Ci si occupa dei grandi principi ma si trascurano le piccole cose e i tempi della giustizia rimangono eterni.

La legge costituzionale n° 2 del 1999 ha rinnovellato l’articolo 111 della Costituzione stabilendo i criteri del giusto processo. E’ noto che fino al 1988 la procedura penale era di tipo accusatorio, ma con il decreto Vassalli il nostro codice di procedura penale assunse i caratteri del sistema accusatorio, tipico dei Paesi anglosassoni. I 16 anni che sono trascorsi hanno messo in evidenza i difetti (non il principio ispiratore) del nuovo codice, e i successivi interventi legislativi e le pronunce della Corte Costituzionale hanno emendato alcune storture, ma hanno trasformato il nuovo codice in un labirinto di norme non sempre chiare e talvolta contraddittorie.

L’esigenza di fare ordine è via via aumentata. Il 19 ottobre di quest’anno sono iniziati i lavori della Commissione presieduta dal prof. Andrea Dalia, che si propone di adeguare tutte le norme di procedura penale al nuovo articolo 111 della Costituzione e di eliminare le attuali storture. La Commissione avrà molto da lavorare in relazione agli 11 capitoli del Codice di procedura adeguandoli ai principi del "giusto processo": la durata ragionevole, il diritto dell’accusato a confrontarsi con il proprio accusatore, il diritto dell’accusato ad essere informato in tempi brevi e riservatamente delle accuse mossegli. Il libro delle indagini preliminari e dell’udienza preliminare sono quelli che necessitano di un intervento radicale. Infine il processo deve avere maggiore chiarezza per quanto riguarda il contraddittorio e la formazione delle prove in dibattimento. ("Diritto e Giustizia" n° 38, pag. 84, Paola Matrecano, magistrato).

Tutti ci auguriamo che la Commissione sia all’altezza del compito che deve svolgere, anche per evitare che per l’ennesima volta la montagna partorisca il topolino. Ma contemporaneamente ai grandi principi, sarebbe urgente che il Parlamento si occupasse anche di piccole cose che complicano e allungano i tempi della giustizia.

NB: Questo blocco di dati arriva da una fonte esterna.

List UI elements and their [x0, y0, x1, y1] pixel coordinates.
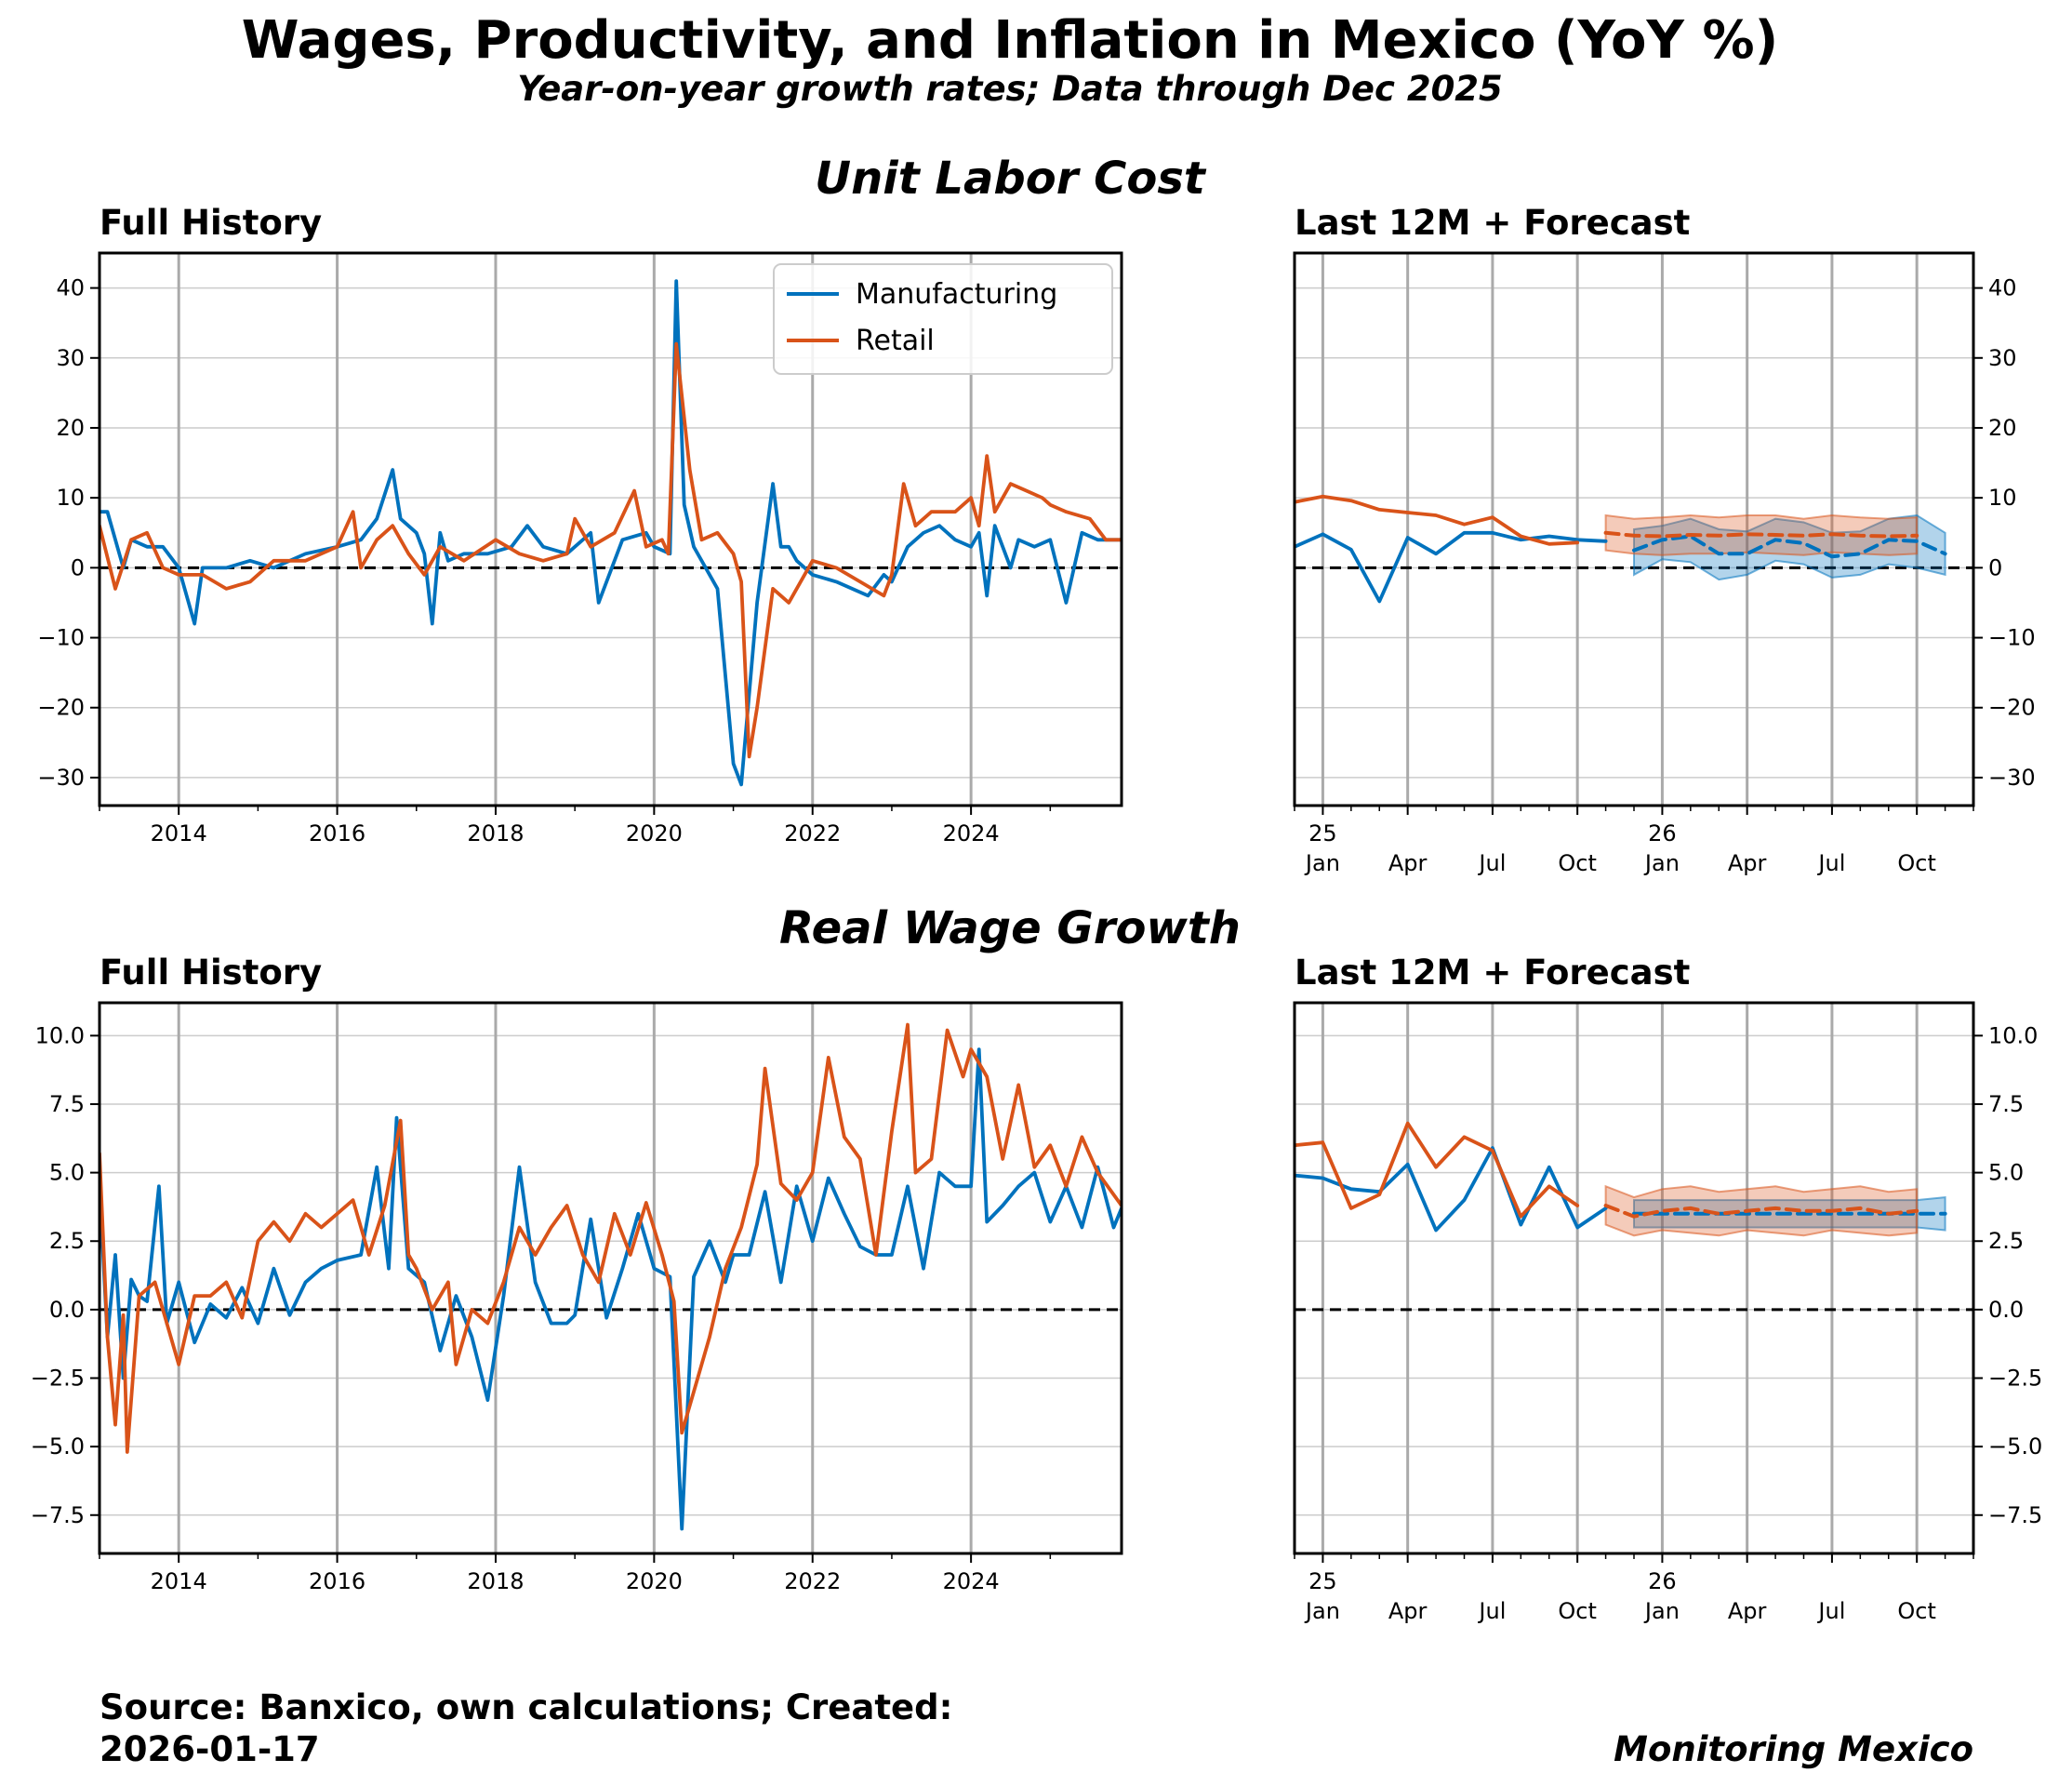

Ho letto recentemente uno spiritoso e amaro editoriale di "Robor" (pseudonimo, credo, del direttore) su "Diritto e Giustizia" n° 38 del 23 ottobre 2004, che racconta un fatto vero ma incredibile (se non fossimo in Italia). La storia è la seguente: il responsabile di un incendio doloso viene fermato. Il corpo del reato, cioè l’accendino per appiccare l’incendio, viene sequestrato, come per legge.

Dopo alcune settimane il Commissario di Polizia invia un fax al Pubblico Ministero titolare del procedimento, in cui scrive testualmente: "Con riferimento al procedimento penale sopra indicato... si comunica che non è possibile depositare presso l’ufficio corpi di reato l’accendino di tipo BIC perché lo stesso contiene materiale infiammabile. Pertanto si prega codesta autorità di voler autorizzare la distruzione del gas con svuotamento dell’accendino". Seguono allegati, timbri e firme.

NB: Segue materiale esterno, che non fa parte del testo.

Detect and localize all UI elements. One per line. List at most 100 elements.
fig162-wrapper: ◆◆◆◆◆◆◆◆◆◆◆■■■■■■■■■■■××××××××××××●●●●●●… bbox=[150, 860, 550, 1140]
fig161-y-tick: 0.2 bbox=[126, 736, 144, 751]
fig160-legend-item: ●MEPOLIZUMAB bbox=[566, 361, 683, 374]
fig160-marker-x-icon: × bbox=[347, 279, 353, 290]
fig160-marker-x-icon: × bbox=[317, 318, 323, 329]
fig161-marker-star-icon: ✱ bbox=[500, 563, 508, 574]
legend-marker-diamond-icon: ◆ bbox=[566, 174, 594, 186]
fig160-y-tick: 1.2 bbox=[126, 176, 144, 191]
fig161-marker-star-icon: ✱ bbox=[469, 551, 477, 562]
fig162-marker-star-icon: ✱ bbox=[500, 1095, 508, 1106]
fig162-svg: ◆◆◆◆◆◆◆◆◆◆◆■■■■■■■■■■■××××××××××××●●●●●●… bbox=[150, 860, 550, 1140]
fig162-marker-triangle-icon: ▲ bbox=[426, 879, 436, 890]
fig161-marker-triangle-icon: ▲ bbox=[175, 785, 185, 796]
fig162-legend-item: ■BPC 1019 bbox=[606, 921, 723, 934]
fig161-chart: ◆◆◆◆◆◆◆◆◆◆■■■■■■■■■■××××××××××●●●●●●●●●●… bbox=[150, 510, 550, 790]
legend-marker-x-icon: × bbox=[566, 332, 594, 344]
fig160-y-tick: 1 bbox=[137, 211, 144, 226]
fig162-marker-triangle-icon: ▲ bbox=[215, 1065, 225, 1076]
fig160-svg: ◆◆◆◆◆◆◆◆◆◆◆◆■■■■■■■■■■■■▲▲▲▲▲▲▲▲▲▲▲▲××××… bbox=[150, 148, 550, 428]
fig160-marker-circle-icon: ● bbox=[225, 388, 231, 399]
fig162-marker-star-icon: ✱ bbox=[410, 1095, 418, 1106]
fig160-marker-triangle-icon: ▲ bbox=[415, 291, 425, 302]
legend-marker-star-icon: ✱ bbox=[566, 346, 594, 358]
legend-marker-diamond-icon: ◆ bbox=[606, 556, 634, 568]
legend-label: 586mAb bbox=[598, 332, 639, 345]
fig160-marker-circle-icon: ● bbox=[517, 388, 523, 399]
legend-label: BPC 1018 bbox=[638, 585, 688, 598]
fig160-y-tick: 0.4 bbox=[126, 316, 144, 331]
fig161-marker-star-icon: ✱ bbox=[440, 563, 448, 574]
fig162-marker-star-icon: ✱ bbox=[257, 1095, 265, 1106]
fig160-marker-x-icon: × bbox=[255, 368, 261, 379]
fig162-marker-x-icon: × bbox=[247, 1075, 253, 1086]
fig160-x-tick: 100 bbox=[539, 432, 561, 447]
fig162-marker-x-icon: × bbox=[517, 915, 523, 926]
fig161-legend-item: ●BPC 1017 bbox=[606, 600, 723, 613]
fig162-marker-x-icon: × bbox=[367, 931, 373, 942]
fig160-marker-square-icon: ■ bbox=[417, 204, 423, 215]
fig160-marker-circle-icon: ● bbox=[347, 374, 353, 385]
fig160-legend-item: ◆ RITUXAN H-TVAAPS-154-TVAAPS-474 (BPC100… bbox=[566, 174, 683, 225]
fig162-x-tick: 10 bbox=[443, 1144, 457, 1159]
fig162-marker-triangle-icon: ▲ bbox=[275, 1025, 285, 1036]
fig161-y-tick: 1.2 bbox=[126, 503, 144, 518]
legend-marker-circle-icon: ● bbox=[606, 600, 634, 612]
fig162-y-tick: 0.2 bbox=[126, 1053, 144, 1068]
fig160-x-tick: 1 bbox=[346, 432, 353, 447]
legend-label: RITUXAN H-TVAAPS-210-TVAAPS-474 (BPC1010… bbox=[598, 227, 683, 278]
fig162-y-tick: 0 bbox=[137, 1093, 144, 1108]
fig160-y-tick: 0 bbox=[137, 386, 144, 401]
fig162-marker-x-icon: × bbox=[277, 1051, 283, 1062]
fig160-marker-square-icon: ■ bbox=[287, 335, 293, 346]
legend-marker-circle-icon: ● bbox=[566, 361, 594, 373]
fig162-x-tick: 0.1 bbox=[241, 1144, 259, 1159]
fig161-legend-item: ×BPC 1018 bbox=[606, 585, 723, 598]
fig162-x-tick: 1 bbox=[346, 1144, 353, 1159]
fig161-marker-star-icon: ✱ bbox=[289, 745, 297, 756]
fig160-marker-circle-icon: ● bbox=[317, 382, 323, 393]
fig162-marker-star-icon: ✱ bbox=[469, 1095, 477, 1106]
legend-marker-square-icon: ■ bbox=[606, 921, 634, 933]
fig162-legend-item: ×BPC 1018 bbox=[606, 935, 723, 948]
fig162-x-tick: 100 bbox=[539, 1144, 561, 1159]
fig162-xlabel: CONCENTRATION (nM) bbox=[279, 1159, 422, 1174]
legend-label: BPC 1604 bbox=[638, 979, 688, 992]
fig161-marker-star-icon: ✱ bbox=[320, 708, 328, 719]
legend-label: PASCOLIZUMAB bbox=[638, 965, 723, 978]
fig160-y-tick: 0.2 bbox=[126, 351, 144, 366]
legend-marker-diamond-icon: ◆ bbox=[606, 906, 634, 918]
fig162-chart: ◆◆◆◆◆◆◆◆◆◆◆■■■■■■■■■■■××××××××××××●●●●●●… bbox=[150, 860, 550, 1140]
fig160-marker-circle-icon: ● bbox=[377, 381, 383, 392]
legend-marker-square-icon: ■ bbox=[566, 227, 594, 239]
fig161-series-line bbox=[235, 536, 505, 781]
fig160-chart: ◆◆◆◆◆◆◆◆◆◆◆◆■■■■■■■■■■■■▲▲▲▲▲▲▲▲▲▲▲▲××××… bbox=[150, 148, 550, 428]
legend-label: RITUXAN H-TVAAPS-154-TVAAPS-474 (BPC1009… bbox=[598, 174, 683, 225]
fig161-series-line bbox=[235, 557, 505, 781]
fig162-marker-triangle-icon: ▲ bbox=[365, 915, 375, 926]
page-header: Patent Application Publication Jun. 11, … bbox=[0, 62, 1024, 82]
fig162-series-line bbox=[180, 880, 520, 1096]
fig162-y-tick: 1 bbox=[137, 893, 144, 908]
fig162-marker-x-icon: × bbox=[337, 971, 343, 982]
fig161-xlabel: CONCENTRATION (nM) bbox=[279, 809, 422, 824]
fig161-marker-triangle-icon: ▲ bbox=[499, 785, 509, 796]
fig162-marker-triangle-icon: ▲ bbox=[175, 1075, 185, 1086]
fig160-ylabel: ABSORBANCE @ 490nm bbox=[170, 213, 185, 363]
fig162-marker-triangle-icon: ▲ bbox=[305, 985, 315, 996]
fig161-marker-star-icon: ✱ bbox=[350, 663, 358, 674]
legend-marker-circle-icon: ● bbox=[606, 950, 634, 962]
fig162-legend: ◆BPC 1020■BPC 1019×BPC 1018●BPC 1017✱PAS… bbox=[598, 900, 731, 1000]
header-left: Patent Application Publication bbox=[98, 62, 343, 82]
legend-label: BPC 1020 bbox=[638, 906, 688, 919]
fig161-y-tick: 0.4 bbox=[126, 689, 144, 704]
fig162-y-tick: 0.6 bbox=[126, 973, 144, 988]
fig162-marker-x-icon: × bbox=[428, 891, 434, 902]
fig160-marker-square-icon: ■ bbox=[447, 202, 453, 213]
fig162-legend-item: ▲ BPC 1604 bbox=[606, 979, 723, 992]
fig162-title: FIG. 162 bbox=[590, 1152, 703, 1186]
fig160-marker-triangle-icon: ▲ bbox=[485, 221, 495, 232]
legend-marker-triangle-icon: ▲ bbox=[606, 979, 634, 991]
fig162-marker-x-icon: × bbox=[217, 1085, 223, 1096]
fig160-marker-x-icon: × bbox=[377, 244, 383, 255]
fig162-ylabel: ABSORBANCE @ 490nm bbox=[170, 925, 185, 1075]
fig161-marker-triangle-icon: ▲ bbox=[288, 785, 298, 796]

Si domanda sarcasticamente l’editoriale: "Quale reparto speciale dovrà essere incaricato per svuotare un accendino BIC? E in mancanza di personale esperto e qualificato, quali luoghi possono essere idonei a custodire una simile devastante miscela esplosiva?"

E intanto, aggiungo io, che fine farà il processo? Resta sospeso? Fino a quando? L’accusato verrà posto in libertà per scadenza dei termini? Quanti mesi o anni passeranno prima del dibattimento? Finirà tutto in prescrizione?

Robor così conclude il suo articolo, con trattenuta indignazione: "Viene anche da riflettere: i locali di una tabaccheria contengono centinaia di bombe (accendini ) come questa. Altro che terroristi! Per non parlare dei fumatori: criminali che portano questi ordigni (accendini) disinvoltamente in tasca". Possibile che il solerte Ministro della giustizia o il Capo della Polizia non siano ìn grado di risolvere con una telefonata, o con una circolare, casi di questo genere che allungano inutilmente i processi?